Friday, May 20, 2022

OPINION AND ANALYSIS | 02-11-2019 11:20

The financial view: Argentina doesn’t need more false promises

Sunday’s win by Alberto Fernández has sparked talk of a return to the country’s storied left-wing populism. Yet it’s hard to move left — or right, or anywhere — when you’re boxed in by the legacy of chronic economic mismanagement.

Under President Mauricio Macri, Argentina’s economy has shrunk by 3.4 percent. The inflation rate is higher than 50 percent, unemployment exceeds 10 percent, and more than a third of the population lives in poverty.
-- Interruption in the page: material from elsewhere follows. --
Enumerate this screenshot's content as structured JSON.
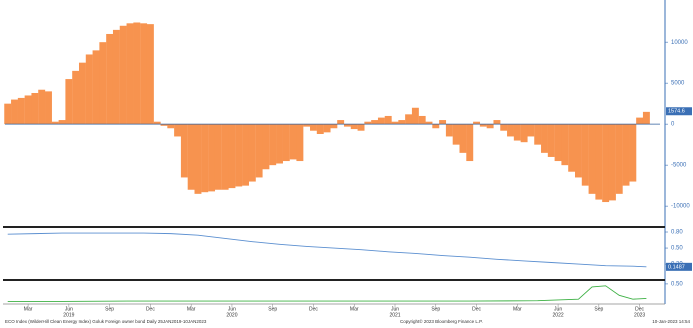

Despite a record US$56-billion bailout by the International Monetary Fund, Argentina is likely to default on its debt, which now stands at more than 90 percent of gross domestic product.

“Hopefully those who were our opponents during these four years are conscious of what they’re leaving behind,” Fernández said after his victory.

Left unsaid was that Argentina’s predicament stems largely from the damage wrought by Macri’s predecessor, Cristina Fernández de Kirchner, who will now become Fernández’s vice-president. After a dozen years of misrule by her and her husband, Néstor Kirchner, Argentina had stagnant growth, soaring prices, depleted reserves, no access to international capital markets, a thriving currency black market, tariffs on exports and imports, dodgy statistics and widespread scandals. The new vice-president is facing corruption charges in 11 separate cases.

The less-than-expected margin of Fernández’s victory points to voter fatigue with the country’s turbulent politics and scepticism about Peronist promises. Despite Macri’s botched attempt to rescue the economy — a task made harder by the Federal Reserve, which raised interest rates and helped precipitate a plunge in the peso — he managed to win 40 percent of the vote. The opposition also retained control of Argentina’s biggest cities and enough seats in the lower house Chamber of Deputies to stymie legislation.

That’s all the more reason for Fernández to find common ground in devising solutions to the country’s deep-seated economic problems. His first priority should be convincing the IMF and private bondholders to support a renegotiation of Argentina’s burgeoning debts. Investors may be willing to trade higher potential returns for greater certainty that they’ll be repaid and not face more defaults down the road.

A seasoned behind-the-scenes operator, Fernández has kept his own policy preferences opaque. The same can’t be said of his more interventionist vice-president and her acolytes, whose political power helped to propel him to victory. He’ll need to blunt their calls for a return to protectionism and budget-busting consumer subsidies, as well as export tariffs on the agribusiness sector, which has benefited from the US-China trade war. As tempting as it may be for Fernández to make common cause with fellow Latin American leftists, he can’t afford to alienate rightleaning Brazil, Argentina’s biggest trading partner, or walk away from their shared Mercosur trade pact with the European Union.

The last thing Argentina’s wary voters need is more false promises. For all the talk of the continent’s “pink tide” coming in or going out, the tide that most Latin Americans want is the one that will truly lift their boats.